Rumours flood the internet
Since September 11 "...websites have been sorting fact from
fiction in tales about terrorist attacks and these are very popular as Americans
vent fear. It started with a story about a Nostradamus prophecy on the fall of
'two brothers' predicting the start of a third World War, and was quickly
followed by the face of Satan 'revealed' in the smoke billowing from the
World Trade Center.
Was it true that 4000 Jews working in the Twin Towers had
advance warning of the deadly attack and stayed home? Or that a United Airlines
pilot asked passengers on a flight after the disaster to overpower hijackers?
Rumours, urban legends, conspiracy theories -– some of the
strangest proving true and some of the seemingly irrefutable proving false -–
have flooded the Internet in the two weeks since the attacks as Americans have
tried to grasp a horror no one dreamed of before September 11.
'We have never seen anything like this. We are receiving
hundreds and hundreds of e-mails every day. We are talking about in the region
of one million people viewing our pages every day,' said Barbara Mikkelson,
who with husband David runs the Urban Legends Reference Pages at
http://www.snopes.com ...
The prophecy widely attributed to Nostradamus in recent
days originated in a Canadian student's essay from the 1990s, Mikkelson
said. The advance warnings said to have been received by Jews is false, as is
the miraculous tale of the man who rode falling debris 82 floors to safety. But
a United Airlines pilot on September 15 did make scathing remarks about security
and urged passengers to overpower any hijackers that might get on board.
And US President George W Bush did tell senators in an Oval
Office meeting on September 13: 'I'm not gonna fire a $2 million missile at
a $10 empty tent and hit a camel in the butt.'...
Urbanlegends.com and snopes.com have concluded the
pictures, widely seen on CNN and in newspapers, of an evil face in the smoke of
the World Trade Center collapse were not doctored or faked... They fall into
its 'undetermined or ambiguous veracity' category...
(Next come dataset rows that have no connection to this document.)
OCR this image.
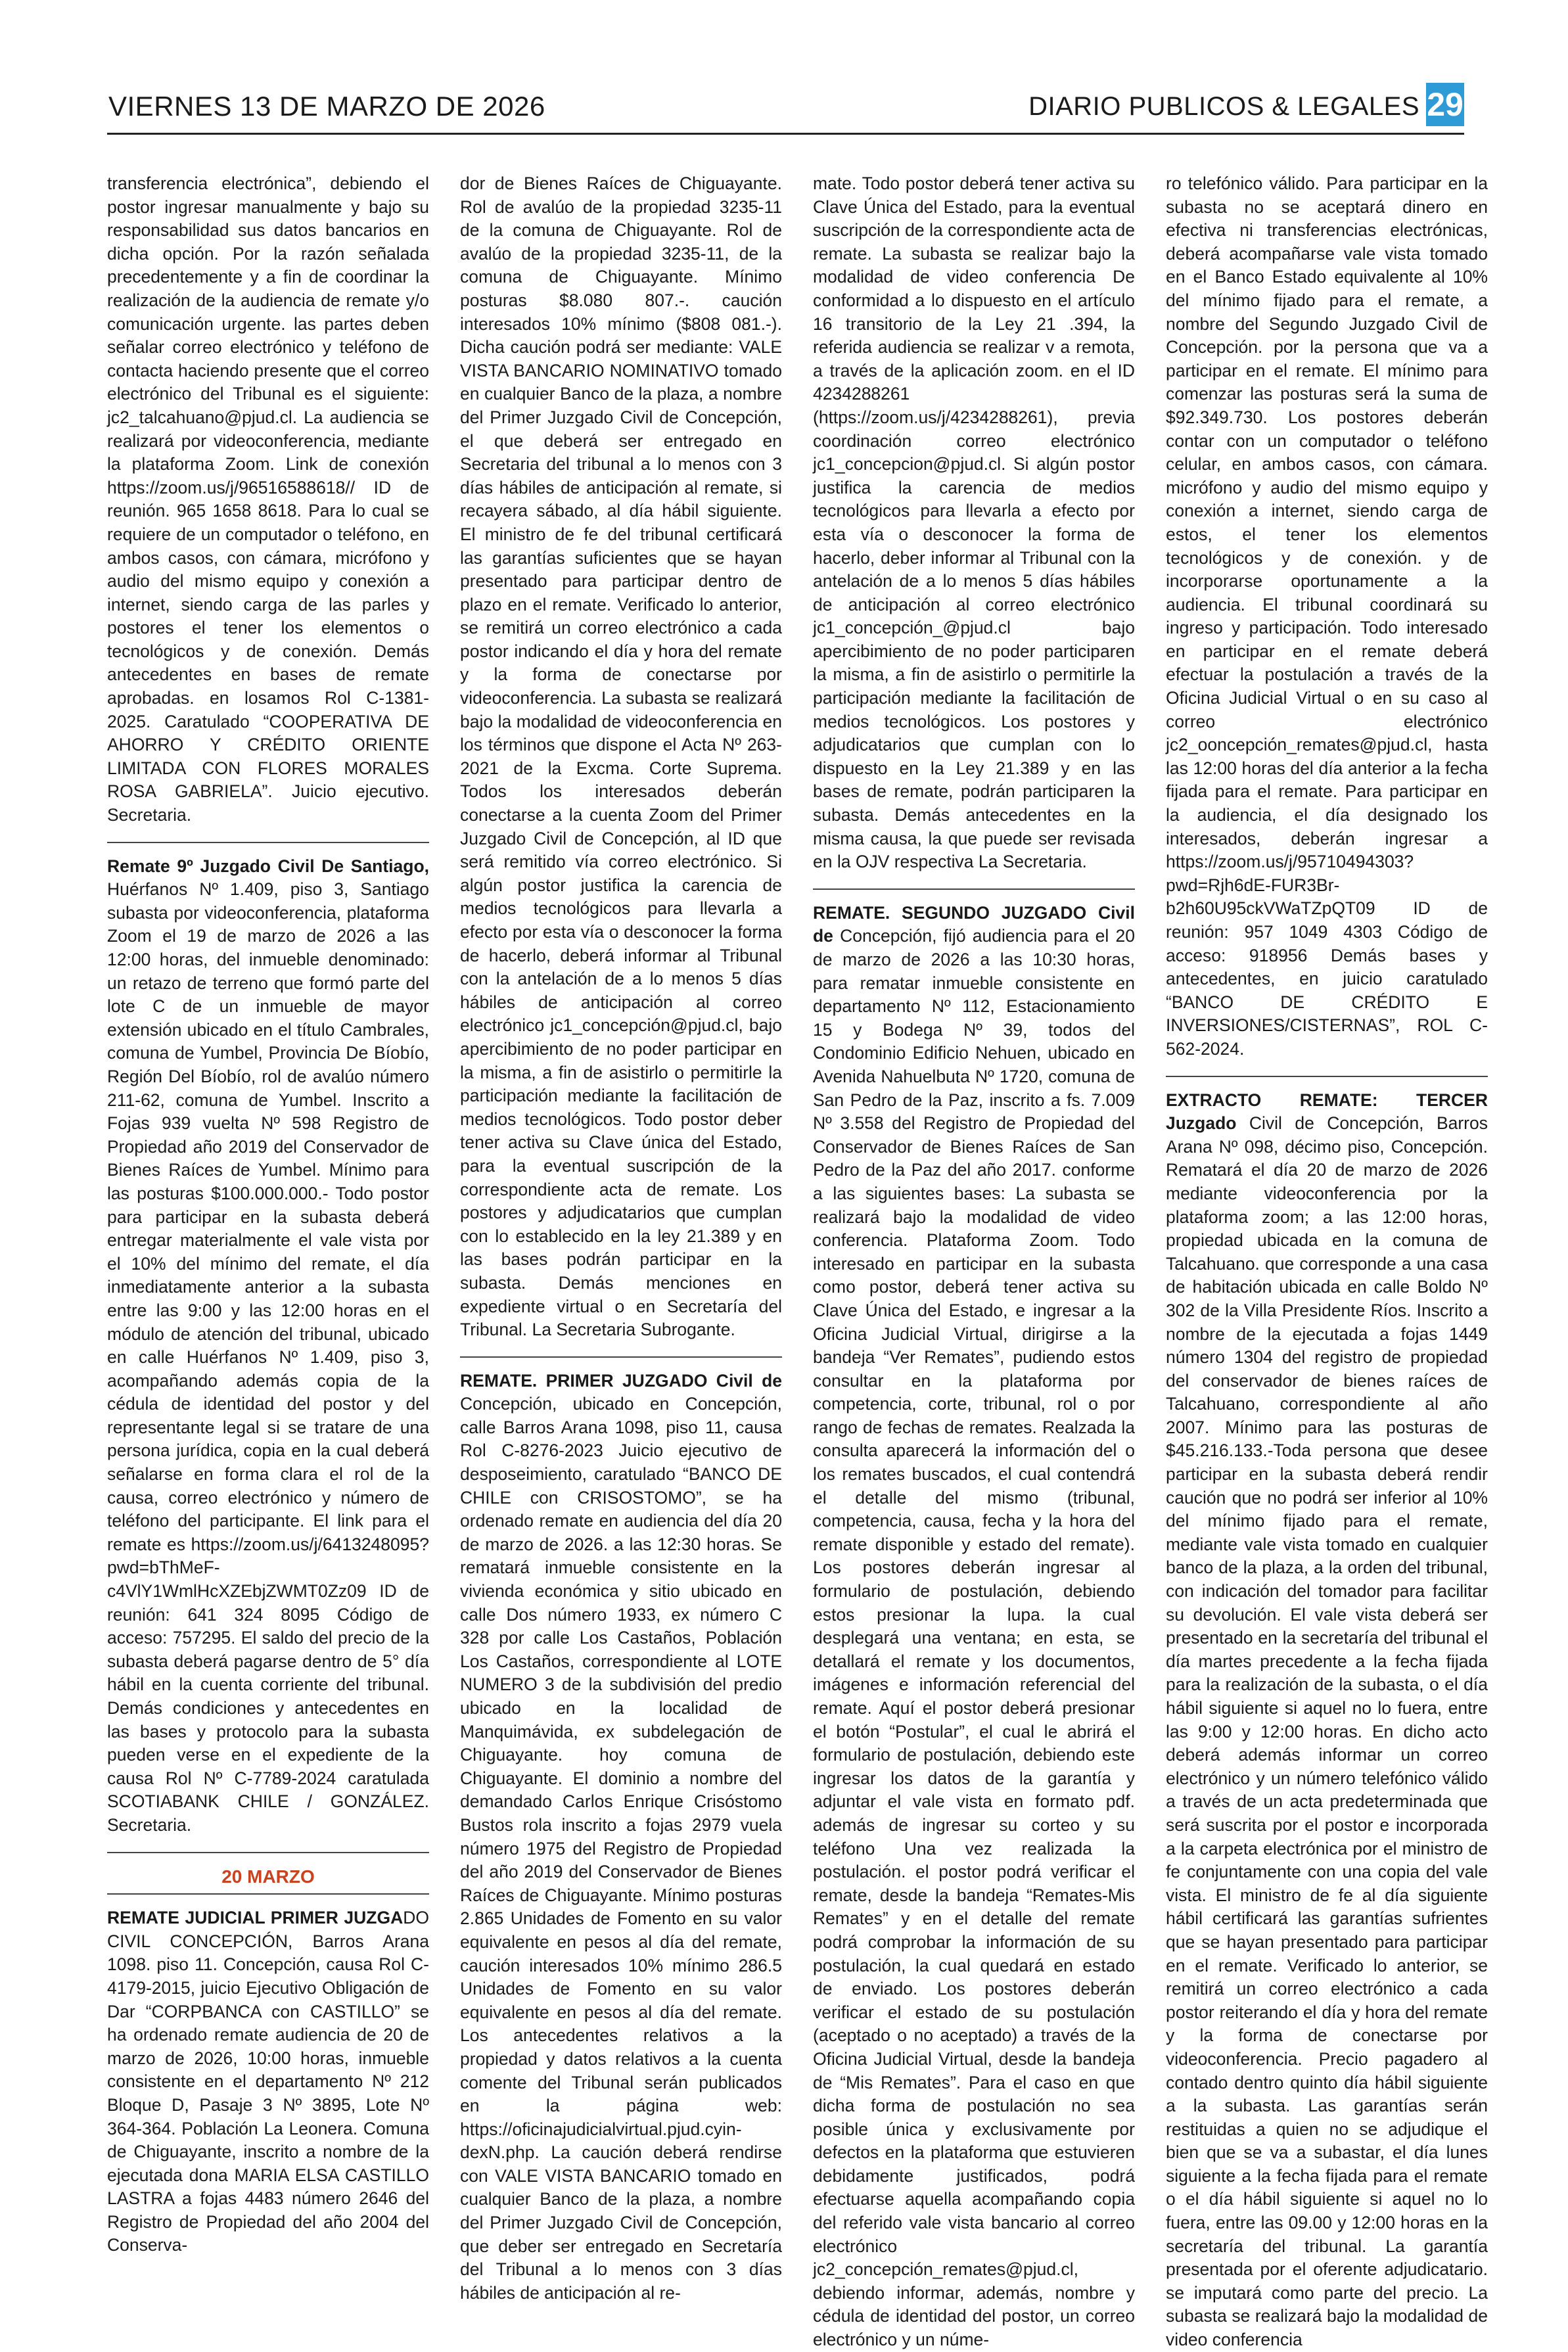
VIERNES 13 DE MARZO DE 2026	DIARIO PUBLICOS & LEGALES 29

transferencia electrónica”, debiendo el postor ingresar manualmente y bajo su responsabilidad sus datos bancarios en dicha opción. Por la razón señalada precedentemente y a fin de coordinar la realización de la audiencia de remate y/o comunicación urgente. las partes deben señalar correo electrónico y teléfono de contacta haciendo presente que el correo electrónico del Tribunal es el siguiente: jc2_talcahuano@pjud.cl. La audiencia se realizará por videoconferencia, mediante la plataforma Zoom. Link de conexión https://zoom.us/j/96516588618// ID de reunión. 965 1658 8618. Para lo cual se requiere de un computador o teléfono, en ambos casos, con cámara, micrófono y audio del mismo equipo y conexión a internet, siendo carga de las parles y postores el tener los elementos o tecnológicos y de conexión. Demás antecedentes en bases de remate aprobadas. en losamos Rol C-1381-2025. Caratulado “COOPERATIVA DE AHORRO Y CRÉDITO ORIENTE LIMITADA CON FLORES MORALES ROSA GABRIELA”. Juicio ejecutivo. Secretaria.

Remate 9º Juzgado Civil De Santiago, Huérfanos Nº 1.409, piso 3, Santiago subasta por videoconferencia, plataforma Zoom el 19 de marzo de 2026 a las 12:00 horas, del inmueble denominado: un retazo de terreno que formó parte del lote C de un inmueble de mayor extensión ubicado en el título Cambrales, comuna de Yumbel, Provincia De Bíobío, Región Del Bíobío, rol de avalúo número 211-62, comuna de Yumbel. Inscrito a Fojas 939 vuelta Nº 598 Registro de Propiedad año 2019 del Conservador de Bienes Raíces de Yumbel. Mínimo para las posturas $100.000.000.- Todo postor para participar en la subasta deberá entregar materialmente el vale vista por el 10% del mínimo del remate, el día inmediatamente anterior a la subasta entre las 9:00 y las 12:00 horas en el módulo de atención del tribunal, ubicado en calle Huérfanos Nº 1.409, piso 3, acompañando además copia de la cédula de identidad del postor y del representante legal si se tratare de una persona jurídica, copia en la cual deberá señalarse en forma clara el rol de la causa, correo electrónico y número de teléfono del participante. El link para el remate es https://zoom.us/j/6413248095?pwd=bThMeF-c4VlY1WmlHcXZEbjZWMT0Zz09 ID de reunión: 641 324 8095 Código de acceso: 757295. El saldo del precio de la subasta deberá pagarse dentro de 5° día hábil en la cuenta corriente del tribunal. Demás condiciones y antecedentes en las bases y protocolo para la subasta pueden verse en el expediente de la causa Rol Nº C-7789-2024 caratulada SCOTIABANK CHILE / GONZÁLEZ. Secretaria.

20 MARZO

REMATE JUDICIAL PRIMER JUZGADO CIVIL CONCEPCIÓN, Barros Arana 1098. piso 11. Concepción, causa Rol C-4179-2015, juicio Ejecutivo Obligación de Dar “CORPBANCA con CASTILLO” se ha ordenado remate audiencia de 20 de marzo de 2026, 10:00 horas, inmueble consistente en el departamento Nº 212 Bloque D, Pasaje 3 Nº 3895, Lote Nº 364-364. Población La Leonera. Comuna de Chiguayante, inscrito a nombre de la ejecutada dona MARIA ELSA CASTILLO LASTRA a fojas 4483 número 2646 del Registro de Propiedad del año 2004 del Conserva-

dor de Bienes Raíces de Chiguayante. Rol de avalúo de la propiedad 3235-11 de la comuna de Chiguayante. Rol de avalúo de la propiedad 3235-11, de la comuna de Chiguayante. Mínimo posturas $8.080 807.-. caución interesados 10% mínimo ($808 081.-). Dicha caución podrá ser mediante: VALE VISTA BANCARIO NOMINATIVO tomado en cualquier Banco de la plaza, a nombre del Primer Juzgado Civil de Concepción, el que deberá ser entregado en Secretaria del tribunal a lo menos con 3 días hábiles de anticipación al remate, si recayera sábado, al día hábil siguiente. El ministro de fe del tribunal certificará las garantías suficientes que se hayan presentado para participar dentro de plazo en el remate. Verificado lo anterior, se remitirá un correo electrónico a cada postor indicando el día y hora del remate y la forma de conectarse por videoconferencia. La subasta se realizará bajo la modalidad de videoconferencia en los términos que dispone el Acta Nº 263-2021 de la Excma. Corte Suprema. Todos los interesados deberán conectarse a la cuenta Zoom del Primer Juzgado Civil de Concepción, al ID que será remitido vía correo electrónico. Si algún postor justifica la carencia de medios tecnológicos para llevarla a efecto por esta vía o desconocer la forma de hacerlo, deberá informar al Tribunal con la antelación de a lo menos 5 días hábiles de anticipación al correo electrónico jc1_concepción@pjud.cl, bajo apercibimiento de no poder participar en la misma, a fin de asistirlo o permitirle la participación mediante la facilitación de medios tecnológicos. Todo postor deber tener activa su Clave única del Estado, para la eventual suscripción de la correspondiente acta de remate. Los postores y adjudicatarios que cumplan con lo establecido en la ley 21.389 y en las bases podrán participar en la subasta. Demás menciones en expediente virtual o en Secretaría del Tribunal. La Secretaria Subrogante.

REMATE. PRIMER JUZGADO Civil de Concepción, ubicado en Concepción, calle Barros Arana 1098, piso 11, causa Rol C-8276-2023 Juicio ejecutivo de desposeimiento, caratulado “BANCO DE CHILE con CRISOSTOMO”, se ha ordenado remate en audiencia del día 20 de marzo de 2026. a las 12:30 horas. Se rematará inmueble consistente en la vivienda económica y sitio ubicado en calle Dos número 1933, ex número C 328 por calle Los Castaños, Población Los Castaños, correspondiente al LOTE NUMERO 3 de la subdivisión del predio ubicado en la localidad de Manquimávida, ex subdelegación de Chiguayante. hoy comuna de Chiguayante. El dominio a nombre del demandado Carlos Enrique Crisóstomo Bustos rola inscrito a fojas 2979 vuela número 1975 del Registro de Propiedad del año 2019 del Conservador de Bienes Raíces de Chiguayante. Mínimo posturas 2.865 Unidades de Fomento en su valor equivalente en pesos al día del remate, caución interesados 10% mínimo 286.5 Unidades de Fomento en su valor equivalente en pesos al día del remate. Los antecedentes relativos a la propiedad y datos relativos a la cuenta comente del Tribunal serán publicados en la página web: https://oficinajudicialvirtual.pjud.cyin-dexN.php. La caución deberá rendirse con VALE VISTA BANCARIO tomado en cualquier Banco de la plaza, a nombre del Primer Juzgado Civil de Concepción, que deber ser entregado en Secretaría del Tribunal a lo menos con 3 días hábiles de anticipación al re-

mate. Todo postor deberá tener activa su Clave Única del Estado, para la eventual suscripción de la correspondiente acta de remate. La subasta se realizar bajo la modalidad de video conferencia De conformidad a lo dispuesto en el artículo 16 transitorio de la Ley 21 .394, la referida audiencia se realizar v a remota, a través de la aplicación zoom. en el ID 4234288261 (https://zoom.us/j/4234288261), previa coordinación correo electrónico jc1_concepcion@pjud.cl. Si algún postor justifica la carencia de medios tecnológicos para llevarla a efecto por esta vía o desconocer la forma de hacerlo, deber informar al Tribunal con la antelación de a lo menos 5 días hábiles de anticipación al correo electrónico jc1_concepción_@pjud.cl bajo apercibimiento de no poder participaren la misma, a fin de asistirlo o permitirle la participación mediante la facilitación de medios tecnológicos. Los postores y adjudicatarios que cumplan con lo dispuesto en la Ley 21.389 y en las bases de remate, podrán participaren la subasta. Demás antecedentes en la misma causa, la que puede ser revisada en la OJV respectiva La Secretaria.

REMATE. SEGUNDO JUZGADO Civil de Concepción, fijó audiencia para el 20 de marzo de 2026 a las 10:30 horas, para rematar inmueble consistente en departamento Nº 112, Estacionamiento 15 y Bodega Nº 39, todos del Condominio Edificio Nehuen, ubicado en Avenida Nahuelbuta Nº 1720, comuna de San Pedro de la Paz, inscrito a fs. 7.009 Nº 3.558 del Registro de Propiedad del Conservador de Bienes Raíces de San Pedro de la Paz del año 2017. conforme a las siguientes bases: La subasta se realizará bajo la modalidad de video conferencia. Plataforma Zoom. Todo interesado en participar en la subasta como postor, deberá tener activa su Clave Única del Estado, e ingresar a la Oficina Judicial Virtual, dirigirse a la bandeja “Ver Remates”, pudiendo estos consultar en la plataforma por competencia, corte, tribunal, rol o por rango de fechas de remates. Realzada la consulta aparecerá la información del o los remates buscados, el cual contendrá el detalle del mismo (tribunal, competencia, causa, fecha y la hora del remate disponible y estado del remate). Los postores deberán ingresar al formulario de postulación, debiendo estos presionar la lupa. la cual desplegará una ventana; en esta, se detallará el remate y los documentos, imágenes e información referencial del remate. Aquí el postor deberá presionar el botón “Postular”, el cual le abrirá el formulario de postulación, debiendo este ingresar los datos de la garantía y adjuntar el vale vista en formato pdf. además de ingresar su corteo y su teléfono Una vez realizada la postulación. el postor podrá verificar el remate, desde la bandeja “Remates-Mis Remates” y en el detalle del remate podrá comprobar la información de su postulación, la cual quedará en estado de enviado. Los postores deberán verificar el estado de su postulación (aceptado o no aceptado) a través de la Oficina Judicial Virtual, desde la bandeja de “Mis Remates”. Para el caso en que dicha forma de postulación no sea posible única y exclusivamente por defectos en la plataforma que estuvieren debidamente justificados, podrá efectuarse aquella acompañando copia del referido vale vista bancario al correo electrónico jc2_concepción_remates@pjud.cl, debiendo informar, además, nombre y cédula de identidad del postor, un correo electrónico y un núme-

ro telefónico válido. Para participar en la subasta no se aceptará dinero en efectiva ni transferencias electrónicas, deberá acompañarse vale vista tomado en el Banco Estado equivalente al 10% del mínimo fijado para el remate, a nombre del Segundo Juzgado Civil de Concepción. por la persona que va a participar en el remate. El mínimo para comenzar las posturas será la suma de $92.349.730. Los postores deberán contar con un computador o teléfono celular, en ambos casos, con cámara. micrófono y audio del mismo equipo y conexión a internet, siendo carga de estos, el tener los elementos tecnológicos y de conexión. y de incorporarse oportunamente a la audiencia. El tribunal coordinará su ingreso y participación. Todo interesado en participar en el remate deberá efectuar la postulación a través de la Oficina Judicial Virtual o en su caso al correo electrónico jc2_ooncepción_remates@pjud.cl, hasta las 12:00 horas del día anterior a la fecha fijada para el remate. Para participar en la audiencia, el día designado los interesados, deberán ingresar a https://zoom.us/j/95710494303?pwd=Rjh6dE-FUR3Br-b2h60U95ckVWaTZpQT09 ID de reunión: 957 1049 4303 Código de acceso: 918956 Demás bases y antecedentes, en juicio caratulado “BANCO DE CRÉDITO E INVERSIONES/CISTERNAS”, ROL C-562-2024.

EXTRACTO REMATE: TERCER Juzgado Civil de Concepción, Barros Arana Nº 098, décimo piso, Concepción. Rematará el día 20 de marzo de 2026 mediante videoconferencia por la plataforma zoom; a las 12:00 horas, propiedad ubicada en la comuna de Talcahuano. que corresponde a una casa de habitación ubicada en calle Boldo Nº 302 de la Villa Presidente Ríos. Inscrito a nombre de la ejecutada a fojas 1449 número 1304 del registro de propiedad del conservador de bienes raíces de Talcahuano, correspondiente al año 2007. Mínimo para las posturas de $45.216.133.-Toda persona que desee participar en la subasta deberá rendir caución que no podrá ser inferior al 10% del mínimo fijado para el remate, mediante vale vista tomado en cualquier banco de la plaza, a la orden del tribunal, con indicación del tomador para facilitar su devolución. El vale vista deberá ser presentado en la secretaría del tribunal el día martes precedente a la fecha fijada para la realización de la subasta, o el día hábil siguiente si aquel no lo fuera, entre las 9:00 y 12:00 horas. En dicho acto deberá además informar un correo electrónico y un número telefónico válido a través de un acta predeterminada que será suscrita por el postor e incorporada a la carpeta electrónica por el ministro de fe conjuntamente con una copia del vale vista. El ministro de fe al día siguiente hábil certificará las garantías sufrientes que se hayan presentado para participar en el remate. Verificado lo anterior, se remitirá un correo electrónico a cada postor reiterando el día y hora del remate y la forma de conectarse por videoconferencia. Precio pagadero al contado dentro quinto día hábil siguiente a la subasta. Las garantías serán restituidas a quien no se adjudique el bien que se va a subastar, el día lunes siguiente a la fecha fijada para el remate o el día hábil siguiente si aquel no lo fuera, entre las 09.00 y 12:00 horas en la secretaría del tribunal. La garantía presentada por el oferente adjudicatario. se imputará como parte del precio. La subasta se realizará bajo la modalidad de video conferencia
But the question of whether an unburned Bible was found
amid the Pentagon wreckage is still undetermined..." (emphases added).
It is of note to this writer that the Nostradamus story is
a fake and therefore it is highly recommended that readers of this newspaper
purchase our book, Better than Nostradamus, and read what the Scriptures
say about the future rather than this French psychic who got many wrong and a
few right.
We need to base our lives on something better than that and
the Bible is a hundred per cent correct.